What is your next goal?
There appears to be an age-gap appearing between established researchers and the next generation of scientists (not just veterinary immunologists). I think this is related to issues surrounding job security and I believe it is up to people in my position to find ways of securing the future of the next generation.
What benefits do you hope to get from being a member of the International Veterinary Vaccinology Network?
The IVVN is a great platform for knowledge sharing veterinary vaccinology globally, I like the regular newsletters we receive.

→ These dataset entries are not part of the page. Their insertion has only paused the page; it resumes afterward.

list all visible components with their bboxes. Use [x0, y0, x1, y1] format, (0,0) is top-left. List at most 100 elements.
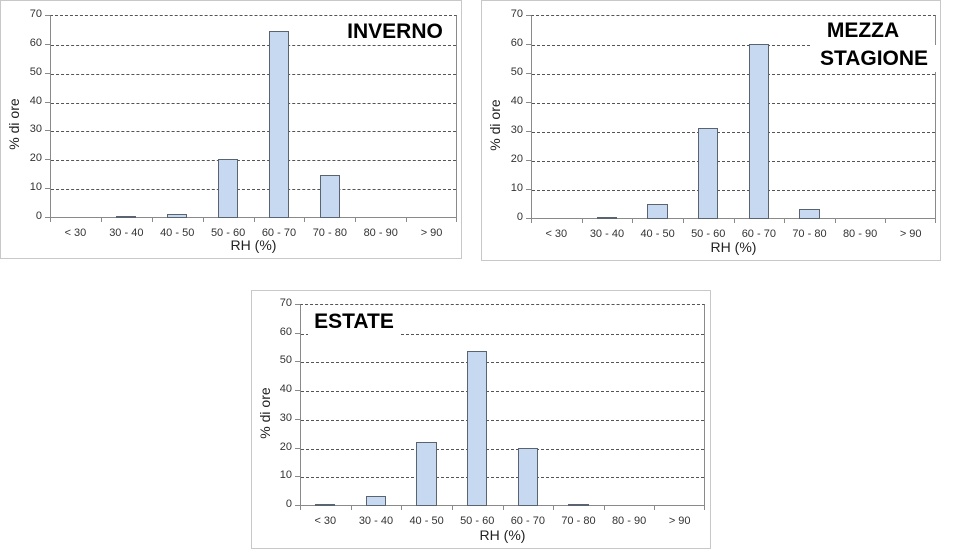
x-axis-title: RH (%) [479, 527, 526, 543]
x-tick-mark [50, 217, 51, 222]
bar-40-50 [647, 204, 668, 219]
y-tick-label: 60 [279, 325, 292, 338]
x-tick-mark [100, 217, 102, 222]
x-tick-label: 40 - 50 [160, 227, 195, 239]
gridline [301, 391, 704, 393]
chart-inverno-frame: RH (%) % di ore 0 10 20 30 40 50 60 70 < 30 30 - … [0, 0, 462, 259]
bar-30-40 [116, 216, 137, 219]
x-tick-label: < 30 [314, 515, 337, 527]
x-tick-mark [350, 505, 352, 510]
bar-50-60 [467, 350, 488, 506]
gridline [301, 362, 704, 364]
y-tick-label: 70 [279, 297, 292, 309]
x-tick-mark [456, 217, 457, 222]
x-tick-mark [304, 217, 306, 222]
x-tick-mark [253, 217, 255, 222]
x-axis-title: RH (%) [710, 239, 757, 255]
x-tick-mark [202, 217, 204, 222]
y-tick-label: 10 [510, 182, 523, 194]
y-tick-mark [45, 15, 50, 16]
gridline [301, 333, 704, 335]
y-tick-mark [45, 72, 50, 74]
x-tick-label: 80 - 90 [363, 227, 398, 239]
y-tick-label: 0 [285, 498, 292, 510]
x-tick-mark [654, 505, 656, 510]
y-tick-label: 30 [510, 124, 523, 136]
x-tick-label: 50 - 60 [210, 227, 246, 239]
x-tick-mark [704, 505, 705, 510]
y-tick-mark [295, 418, 300, 420]
y-tick-label: 40 [510, 95, 523, 107]
bar-30-40 [365, 495, 387, 506]
y-tick-mark [526, 131, 531, 132]
x-tick-label: > 90 [420, 227, 443, 239]
x-tick-mark [834, 218, 836, 223]
y-tick-mark [526, 73, 531, 74]
y-tick-mark [45, 159, 50, 161]
x-tick-mark [151, 217, 153, 222]
y-tick-label: 0 [516, 211, 523, 223]
bar-70-80 [319, 175, 340, 218]
bar-30-40 [596, 217, 618, 220]
y-tick-mark [295, 447, 300, 449]
y-tick-mark [295, 304, 300, 305]
y-tick-mark [526, 218, 531, 219]
gridline [51, 131, 456, 133]
y-tick-label: 20 [29, 152, 42, 165]
y-tick-mark [295, 476, 300, 478]
x-tick-label: 80 - 90 [611, 515, 647, 527]
x-tick-label: < 30 [64, 227, 87, 239]
gridline [51, 189, 456, 191]
gridline [51, 160, 456, 162]
y-tick-mark [45, 43, 50, 45]
bar-60-70 [268, 31, 290, 218]
x-tick-label: 30 - 40 [109, 227, 144, 239]
y-tick-mark [526, 15, 531, 16]
x-tick-mark [682, 218, 684, 223]
y-tick-label: 60 [29, 36, 42, 49]
y-tick-label: 30 [29, 123, 42, 136]
gridline [532, 161, 935, 162]
gridline [532, 103, 935, 104]
chart-title: ESTATE [308, 308, 400, 335]
plot-area [50, 15, 457, 218]
x-tick-mark [885, 218, 887, 223]
y-tick-label: 40 [29, 94, 42, 107]
y-tick-mark [295, 505, 300, 506]
gridline [301, 419, 704, 421]
gridline [301, 477, 704, 479]
x-tick-label: > 90 [668, 515, 691, 527]
x-tick-label: 60 - 70 [510, 515, 545, 527]
bar-50-60 [698, 127, 719, 219]
gridline [51, 102, 456, 104]
x-tick-mark [632, 218, 634, 223]
bar-30 [315, 504, 336, 507]
gridline [301, 448, 704, 450]
x-tick-label: 30 - 40 [358, 515, 394, 527]
y-tick-label: 50 [279, 354, 292, 367]
y-tick-mark [295, 361, 300, 363]
x-tick-label: > 90 [899, 228, 922, 240]
x-tick-mark [451, 505, 453, 510]
x-tick-mark [355, 217, 357, 222]
chart-title-line1: MEZZA [815, 17, 911, 44]
x-tick-label: 80 - 90 [842, 228, 878, 240]
y-tick-mark [526, 160, 531, 161]
y-tick-label: 40 [279, 383, 292, 396]
y-tick-label: 0 [35, 210, 42, 222]
y-tick-mark [45, 101, 50, 103]
x-tick-mark [581, 218, 583, 223]
y-tick-label: 10 [29, 181, 42, 194]
x-tick-mark [784, 218, 786, 223]
y-tick-mark [295, 390, 300, 392]
y-tick-mark [45, 188, 50, 190]
x-tick-mark [553, 505, 555, 510]
x-tick-label: 40 - 50 [409, 515, 444, 527]
x-tick-label: 30 - 40 [589, 228, 625, 240]
y-tick-label: 50 [510, 66, 523, 78]
bar-70-80 [568, 504, 589, 507]
x-tick-mark [733, 218, 735, 223]
gridline [532, 74, 935, 75]
chart-title: INVERNO [336, 18, 454, 45]
x-tick-label: 70 - 80 [792, 228, 827, 240]
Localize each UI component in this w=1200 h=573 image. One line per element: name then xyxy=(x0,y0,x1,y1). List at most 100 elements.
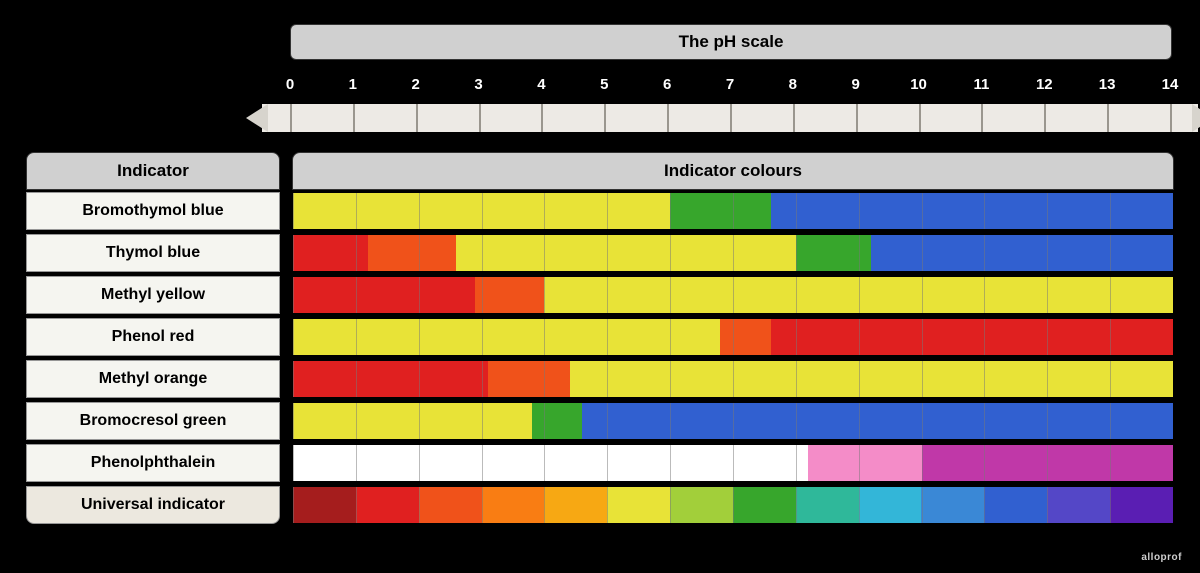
indicator-name: Methyl yellow xyxy=(26,276,280,314)
indicator-name: Phenolphthalein xyxy=(26,444,280,482)
chart-stage: The pH scale 01234567891011121314 Indica… xyxy=(0,0,1200,573)
indicator-colour-bar xyxy=(292,360,1174,398)
gridline xyxy=(1173,445,1174,481)
axis-tick xyxy=(919,104,921,132)
colour-segment xyxy=(1110,487,1173,523)
axis-tick-label: 13 xyxy=(1099,76,1116,93)
colour-segment xyxy=(582,403,1173,439)
indicator-name: Bromocresol green xyxy=(26,402,280,440)
colour-segment xyxy=(570,361,1173,397)
axis-tick-label: 12 xyxy=(1036,76,1053,93)
colour-segment xyxy=(356,487,419,523)
indicator-colour-bar xyxy=(292,486,1174,524)
colour-segment xyxy=(482,487,545,523)
axis-arrow-left-icon xyxy=(246,104,268,132)
table-row: Methyl orange xyxy=(26,360,1174,398)
axis-tick xyxy=(290,104,292,132)
colour-segment xyxy=(419,487,482,523)
indicator-name: Bromothymol blue xyxy=(26,192,280,230)
indicator-colour-bar xyxy=(292,234,1174,272)
axis-tick xyxy=(1107,104,1109,132)
axis-tick-label: 7 xyxy=(726,76,734,93)
colour-segment xyxy=(607,487,670,523)
indicator-name: Thymol blue xyxy=(26,234,280,272)
colour-segment xyxy=(544,277,1173,313)
indicator-name: Universal indicator xyxy=(26,486,280,524)
table-body: Bromothymol blue Thymol blue Methyl yellow… xyxy=(26,192,1174,524)
axis-tick-label: 9 xyxy=(852,76,860,93)
axis-tick xyxy=(604,104,606,132)
axis-tick-label: 11 xyxy=(973,76,989,93)
colour-segment xyxy=(488,361,570,397)
axis-tick xyxy=(730,104,732,132)
axis-tick xyxy=(479,104,481,132)
colour-segment xyxy=(544,487,607,523)
colour-segment xyxy=(720,319,770,355)
colour-segment xyxy=(859,487,922,523)
axis-tick-label: 3 xyxy=(474,76,482,93)
colour-segment xyxy=(456,235,795,271)
colour-segment xyxy=(293,319,720,355)
colour-segment xyxy=(293,277,475,313)
header-indicator: Indicator xyxy=(26,152,280,190)
indicator-colour-bar xyxy=(292,192,1174,230)
axis-tick xyxy=(981,104,983,132)
axis-tick xyxy=(1170,104,1172,132)
colour-segment xyxy=(368,235,456,271)
axis-tick xyxy=(856,104,858,132)
colour-segment xyxy=(921,487,984,523)
colour-segment xyxy=(532,403,582,439)
axis-tick xyxy=(667,104,669,132)
gridline xyxy=(1173,487,1174,523)
chart-title: The pH scale xyxy=(290,24,1172,60)
axis-tick xyxy=(416,104,418,132)
axis-tick-label: 0 xyxy=(286,76,294,93)
indicator-table: Indicator Indicator colours Bromothymol … xyxy=(26,152,1174,524)
axis-tick-label: 5 xyxy=(600,76,608,93)
indicator-name: Methyl orange xyxy=(26,360,280,398)
axis-tick-label: 8 xyxy=(789,76,797,93)
colour-segment xyxy=(808,445,921,481)
colour-segment xyxy=(293,235,368,271)
indicator-colour-bar xyxy=(292,402,1174,440)
axis-tick-label: 4 xyxy=(537,76,545,93)
colour-segment xyxy=(293,403,532,439)
table-row: Phenolphthalein xyxy=(26,444,1174,482)
colour-segment xyxy=(670,193,771,229)
colour-segment xyxy=(771,319,1173,355)
axis-tick xyxy=(1044,104,1046,132)
axis-tick-label: 2 xyxy=(412,76,420,93)
axis-tick xyxy=(793,104,795,132)
gridline xyxy=(1173,277,1174,313)
table-row: Bromothymol blue xyxy=(26,192,1174,230)
colour-segment xyxy=(922,445,1173,481)
colour-segment xyxy=(796,487,859,523)
table-row: Bromocresol green xyxy=(26,402,1174,440)
axis-tick xyxy=(541,104,543,132)
colour-segment xyxy=(293,445,808,481)
indicator-colour-bar xyxy=(292,318,1174,356)
colour-segment xyxy=(475,277,544,313)
table-row: Thymol blue xyxy=(26,234,1174,272)
table-row: Methyl yellow xyxy=(26,276,1174,314)
axis-tick-label: 10 xyxy=(910,76,927,93)
colour-segment xyxy=(293,487,356,523)
colour-segment xyxy=(871,235,1173,271)
colour-segment xyxy=(796,235,871,271)
axis-tick-label: 14 xyxy=(1162,76,1179,93)
colour-segment xyxy=(1047,487,1110,523)
table-row: Universal indicator xyxy=(26,486,1174,524)
colour-segment xyxy=(771,193,1173,229)
credit-label: alloprof xyxy=(1141,552,1182,563)
gridline xyxy=(1173,403,1174,439)
colour-segment xyxy=(670,487,733,523)
indicator-colour-bar xyxy=(292,276,1174,314)
table-row: Phenol red xyxy=(26,318,1174,356)
axis-tick-label: 6 xyxy=(663,76,671,93)
indicator-colour-bar xyxy=(292,444,1174,482)
header-colours: Indicator colours xyxy=(292,152,1174,190)
gridline xyxy=(1173,361,1174,397)
gridline xyxy=(1173,319,1174,355)
axis-arrow-right-icon xyxy=(1192,104,1200,132)
colour-segment xyxy=(293,361,488,397)
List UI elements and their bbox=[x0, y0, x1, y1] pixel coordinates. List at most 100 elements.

It also provides much-needed pump-priming funding to advance vaccine research projects to the point where they can hopefully secure larger funding streams and reach their target markets.
What do you think you could help other members of the International Veterinary Vaccinology Network achieve?
Hopefully, the knowledge and tools I’ve generated for ruminant immunology will be used to identify vaccine targets and optimise mechanisms of delivery to accelerate progress. I could provide a rapid route of developing veterinary vaccines by underpinning mechanisms associated with protective immunity.
What is the best piece of advice you have had?
In science, remember that your reputation is everything.
What advice you would pass on?
Have a vision of what you want to achieve and give it your best shot, remembering that there are things out with your control, no matter how hard you try.
Tell us an interesting fact about yourself
A vaccine–related story that might amuse people who know me now. When I was 14 the school nurse visited to give us all our BCG vaccination, which included the pre-requisite skin test and a medical. After she weighed me she told me that if I didn’t lose weight voluntarily she’d be writing a letter to my parents and putting me on a diet.